Detalhe de um parque gradeado na Plaza Francia, no bairro de Recoleta, em Buenos Aires, na Argentina. Foto: Fabiana Frayssinet
Detalhe de um parque gradeado na Plaza Francia, no bairro de Recoleta, em Buenos Aires, na Argentina. Foto: Fabiana Frayssinet

Buenos Aires, Argentina, 2 de fevereiro de 2015 (Terramérica).- Se as cidades têm alma, a da capital da Argentina está cada dia mais cinza. A especulação imobiliária, parques com cimento e grades, e os bares das praças foram desbotando suas tonalidades.

Buenos Aires era verde, e na primavera colorida, por suas árvores em flor. Assim a recordam fotos do século passado, em parques emblemáticos como El Rosedal e nas estrofes perdidas de tangos como o imortalizado por Carlos Gardel, do “caminho que o tempo apagou” e “que estava bordado de trevos e juncos em flor”.

O tempo apagou o caminho e os espaços verdes que atravessava.
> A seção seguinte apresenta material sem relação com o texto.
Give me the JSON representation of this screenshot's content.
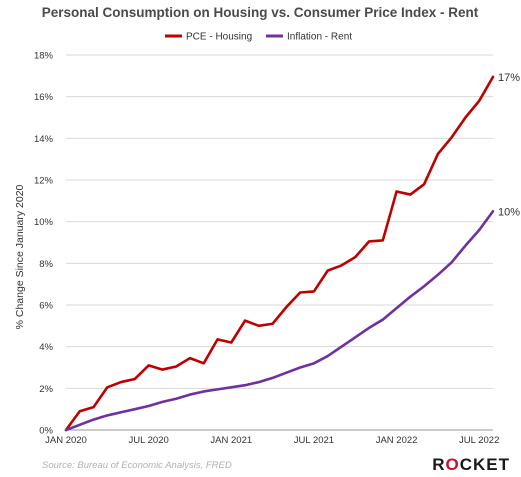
{
  "chart_data": {
    "type": "line",
    "title": "Personal Consumption on Housing vs. Consumer Price Index - Rent",
    "ylabel": "% Change Since January 2020",
    "xlabel": "",
    "ylim": [
      0,
      18
    ],
    "y_ticks": [
      "0%",
      "2%",
      "4%",
      "6%",
      "8%",
      "10%",
      "12%",
      "14%",
      "16%",
      "18%"
    ],
    "x_ticks": [
      {
        "index": 0,
        "label": "JAN 2020"
      },
      {
        "index": 6,
        "label": "JUL 2020"
      },
      {
        "index": 12,
        "label": "JAN 2021"
      },
      {
        "index": 18,
        "label": "JUL 2021"
      },
      {
        "index": 24,
        "label": "JAN 2022"
      },
      {
        "index": 30,
        "label": "JUL 2022"
      }
    ],
    "x": [
      "2020-01",
      "2020-02",
      "2020-03",
      "2020-04",
      "2020-05",
      "2020-06",
      "2020-07",
      "2020-08",
      "2020-09",
      "2020-10",
      "2020-11",
      "2020-12",
      "2021-01",
      "2021-02",
      "2021-03",
      "2021-04",
      "2021-05",
      "2021-06",
      "2021-07",
      "2021-08",
      "2021-09",
      "2021-10",
      "2021-11",
      "2021-12",
      "2022-01",
      "2022-02",
      "2022-03",
      "2022-04",
      "2022-05",
      "2022-06",
      "2022-07",
      "2022-08"
    ],
    "series": [
      {
        "name": "PCE - Housing",
        "color": "#c00000",
        "end_label": "17%",
        "values": [
          0,
          0.9,
          1.1,
          2.05,
          2.3,
          2.45,
          3.1,
          2.9,
          3.05,
          3.45,
          3.2,
          4.35,
          4.2,
          5.25,
          5.0,
          5.1,
          5.9,
          6.6,
          6.65,
          7.65,
          7.9,
          8.3,
          9.05,
          9.1,
          11.45,
          11.3,
          11.8,
          13.25,
          14.05,
          15.0,
          15.8,
          16.95
        ]
      },
      {
        "name": "Inflation - Rent",
        "color": "#7030a0",
        "end_label": "10%",
        "values": [
          0,
          0.25,
          0.5,
          0.7,
          0.85,
          1.0,
          1.15,
          1.35,
          1.5,
          1.7,
          1.85,
          1.95,
          2.05,
          2.15,
          2.3,
          2.5,
          2.75,
          3.0,
          3.2,
          3.55,
          4.0,
          4.45,
          4.9,
          5.3,
          5.85,
          6.4,
          6.9,
          7.45,
          8.05,
          8.85,
          9.6,
          10.5
        ]
      }
    ]
  },
  "footer": {
    "source": "Source: Bureau of Economic Analysis, FRED",
    "logo": "ROCKET"
  }
}
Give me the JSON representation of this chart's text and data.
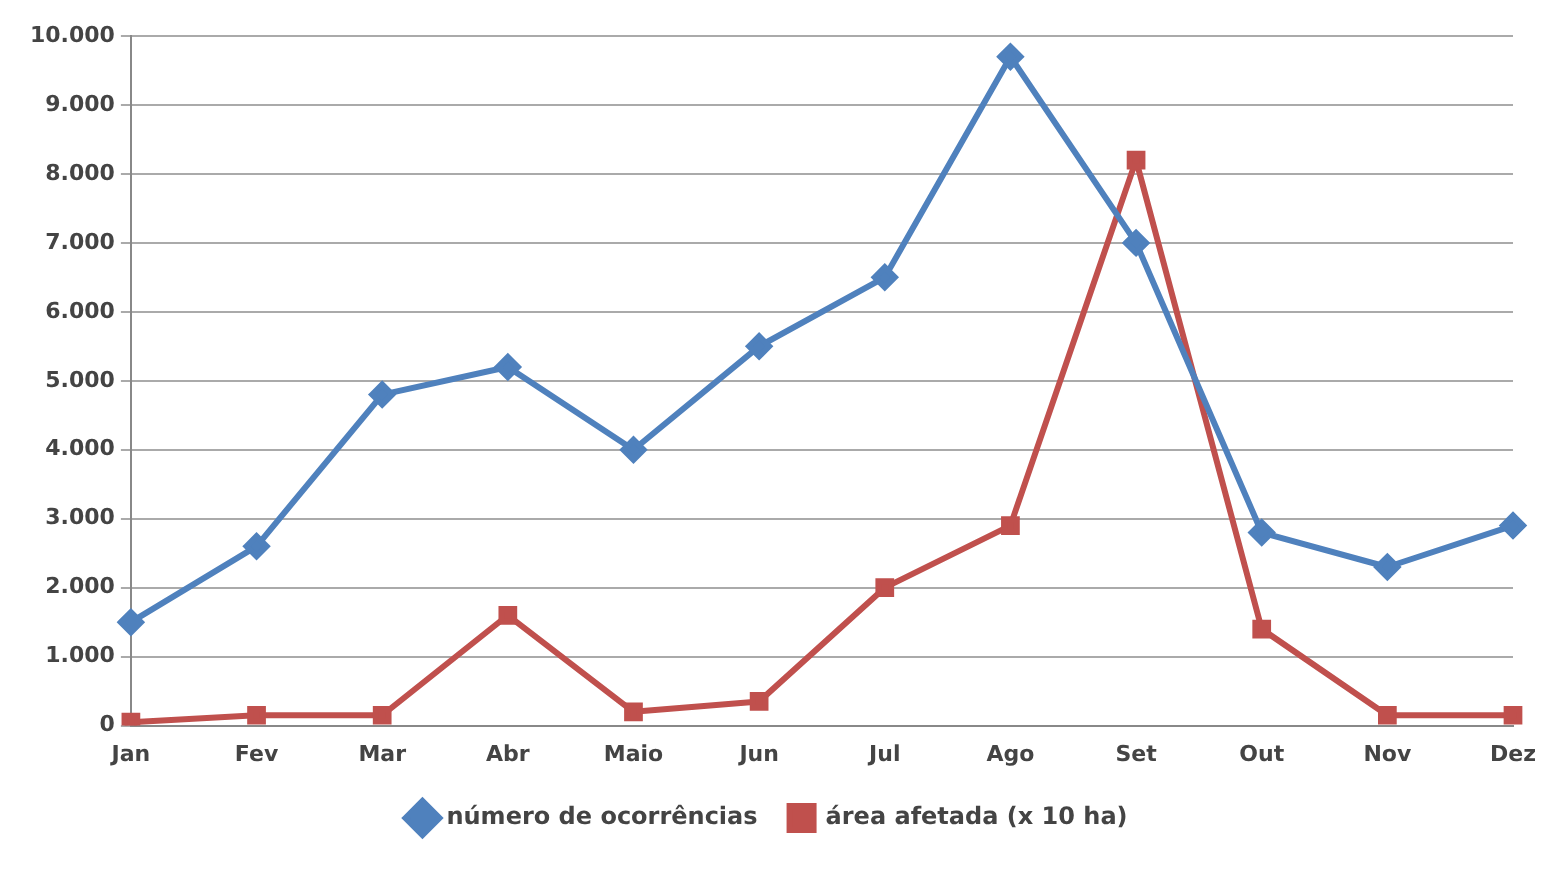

Daquela época, entre 1880 e 1930, quando os parques foram criados inspirados em Paris, restam apenas as sombras dessa chamada “cidade luz”.

“Antes, a alma de Buenos Aires era a identidade de cada bairro, como os vizinhos colocavam as cadeiras na calçada, a confiança que havia na rua, a continuação da casa no muro, na rua, nas praças e em toda a cidade… Tudo se diluiu em uma espécie de cidade igual a si mesma, pretensiosa e excludente”, ilustrou em novembro na revista Ñ a ensaísta Gabriela Massuh.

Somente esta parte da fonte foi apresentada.